Yürüyüşün feministler dışında imzası olmaması da benzer kaygılardan. Bu yürüyüş kimsenin değil çünkü tüm feminist kadınların. Bağımsız feminist örgütlerin bile kendi imzalarıyla gelmediği bir yürüyüşe kendi imzalarıyla gelmeye çalışan gruplarla derdimiz bu yüzden. Ya da biz zaten yolumuzu açan pek çok kadın sayabilecekken hiçbirini öne çıkarıp bir diğerimizden ayırmamak için adını, fotoğrafını taşımazken getirilen fotoğraflarla derdimiz bu yüzden.

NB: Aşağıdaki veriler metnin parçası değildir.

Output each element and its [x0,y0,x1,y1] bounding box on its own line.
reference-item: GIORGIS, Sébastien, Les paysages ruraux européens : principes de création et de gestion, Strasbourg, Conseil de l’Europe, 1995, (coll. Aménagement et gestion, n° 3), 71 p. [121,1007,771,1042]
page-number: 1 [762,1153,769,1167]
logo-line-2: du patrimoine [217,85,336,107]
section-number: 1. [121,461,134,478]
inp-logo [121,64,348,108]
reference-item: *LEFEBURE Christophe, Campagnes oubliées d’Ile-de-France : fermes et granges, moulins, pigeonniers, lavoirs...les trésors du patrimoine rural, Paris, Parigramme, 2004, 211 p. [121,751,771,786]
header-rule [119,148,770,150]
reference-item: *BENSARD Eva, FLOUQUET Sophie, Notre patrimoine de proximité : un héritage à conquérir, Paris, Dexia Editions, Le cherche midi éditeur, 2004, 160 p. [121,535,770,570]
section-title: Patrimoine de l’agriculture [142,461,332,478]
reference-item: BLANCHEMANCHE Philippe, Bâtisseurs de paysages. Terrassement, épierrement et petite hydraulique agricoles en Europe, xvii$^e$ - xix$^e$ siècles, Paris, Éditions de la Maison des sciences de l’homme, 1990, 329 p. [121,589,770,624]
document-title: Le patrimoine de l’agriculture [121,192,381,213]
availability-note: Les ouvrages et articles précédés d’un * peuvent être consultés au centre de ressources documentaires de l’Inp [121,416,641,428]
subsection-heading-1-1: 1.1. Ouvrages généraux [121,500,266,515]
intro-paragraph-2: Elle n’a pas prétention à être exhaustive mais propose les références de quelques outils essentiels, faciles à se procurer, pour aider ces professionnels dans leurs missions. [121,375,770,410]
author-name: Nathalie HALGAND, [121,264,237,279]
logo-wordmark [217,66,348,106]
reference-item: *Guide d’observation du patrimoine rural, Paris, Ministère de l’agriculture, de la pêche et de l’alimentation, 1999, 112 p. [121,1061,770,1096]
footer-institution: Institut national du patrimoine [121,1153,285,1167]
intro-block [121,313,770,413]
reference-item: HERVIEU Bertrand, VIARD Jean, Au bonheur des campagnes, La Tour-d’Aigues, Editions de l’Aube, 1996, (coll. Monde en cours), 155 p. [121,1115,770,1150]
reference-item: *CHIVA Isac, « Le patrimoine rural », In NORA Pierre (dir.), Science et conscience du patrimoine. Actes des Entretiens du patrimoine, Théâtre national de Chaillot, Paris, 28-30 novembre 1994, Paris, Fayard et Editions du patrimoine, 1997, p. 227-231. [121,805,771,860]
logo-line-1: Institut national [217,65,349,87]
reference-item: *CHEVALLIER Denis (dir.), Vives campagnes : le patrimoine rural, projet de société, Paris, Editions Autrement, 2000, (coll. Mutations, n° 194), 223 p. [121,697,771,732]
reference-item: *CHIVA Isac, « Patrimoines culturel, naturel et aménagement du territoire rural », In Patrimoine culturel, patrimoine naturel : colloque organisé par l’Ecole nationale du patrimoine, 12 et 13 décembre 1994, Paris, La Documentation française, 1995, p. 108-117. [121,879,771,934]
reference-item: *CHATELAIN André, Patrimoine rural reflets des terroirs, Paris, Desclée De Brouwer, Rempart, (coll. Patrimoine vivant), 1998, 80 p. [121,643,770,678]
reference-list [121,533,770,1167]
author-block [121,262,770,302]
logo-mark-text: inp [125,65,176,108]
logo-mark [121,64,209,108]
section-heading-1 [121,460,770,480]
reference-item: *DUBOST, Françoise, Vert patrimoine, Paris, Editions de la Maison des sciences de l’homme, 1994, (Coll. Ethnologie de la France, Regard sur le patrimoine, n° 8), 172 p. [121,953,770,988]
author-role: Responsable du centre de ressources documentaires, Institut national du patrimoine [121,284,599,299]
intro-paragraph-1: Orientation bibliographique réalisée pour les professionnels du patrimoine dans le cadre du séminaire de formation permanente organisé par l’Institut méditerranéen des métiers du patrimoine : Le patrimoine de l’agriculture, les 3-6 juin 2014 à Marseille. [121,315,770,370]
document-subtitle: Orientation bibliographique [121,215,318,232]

Biz bu yürüyüşün 18 yıllık tarihinin yarısından fazlasının tanığı, organizasyonunun bir ucundan tutmuş olan, deneyimini başından beri olan kadınlardan almış kadınlar olarak aktarıyoruz. Elbet başka öznelerin başka deneyim ve tahlili olacaktır. Son olarak, çok uzunca bir zamandır da gece yürüyüşü sonrası dağılmadan birlikte olmayı önemsiyor ve bir parti düzenliyoruz. Kadınların kendi aralarında kamusal alanda eğlenmeleri de bu yürüyüşlerin devamı niteliğinde. Geceleri ve sokakları terk etmeme sözüyle yürüyüşü dolduran feministlerin 8 Mart'ta bir mekanda eğlenerek geceyi sonlandırması da aynı politik iddianın bir devamı çünkü.
[1] 18 yıldır İstanbul'da temel iki 8 Mart yürüyüşü var: kadın hareketinin çeşitli bileşenlerinin oluşturduğu 8 Mart Mitingi (uzunca yıllar Kadıköy'de düzenlendi) ve feministlerin örgütlediği Feminist Gece Yürüyüşü.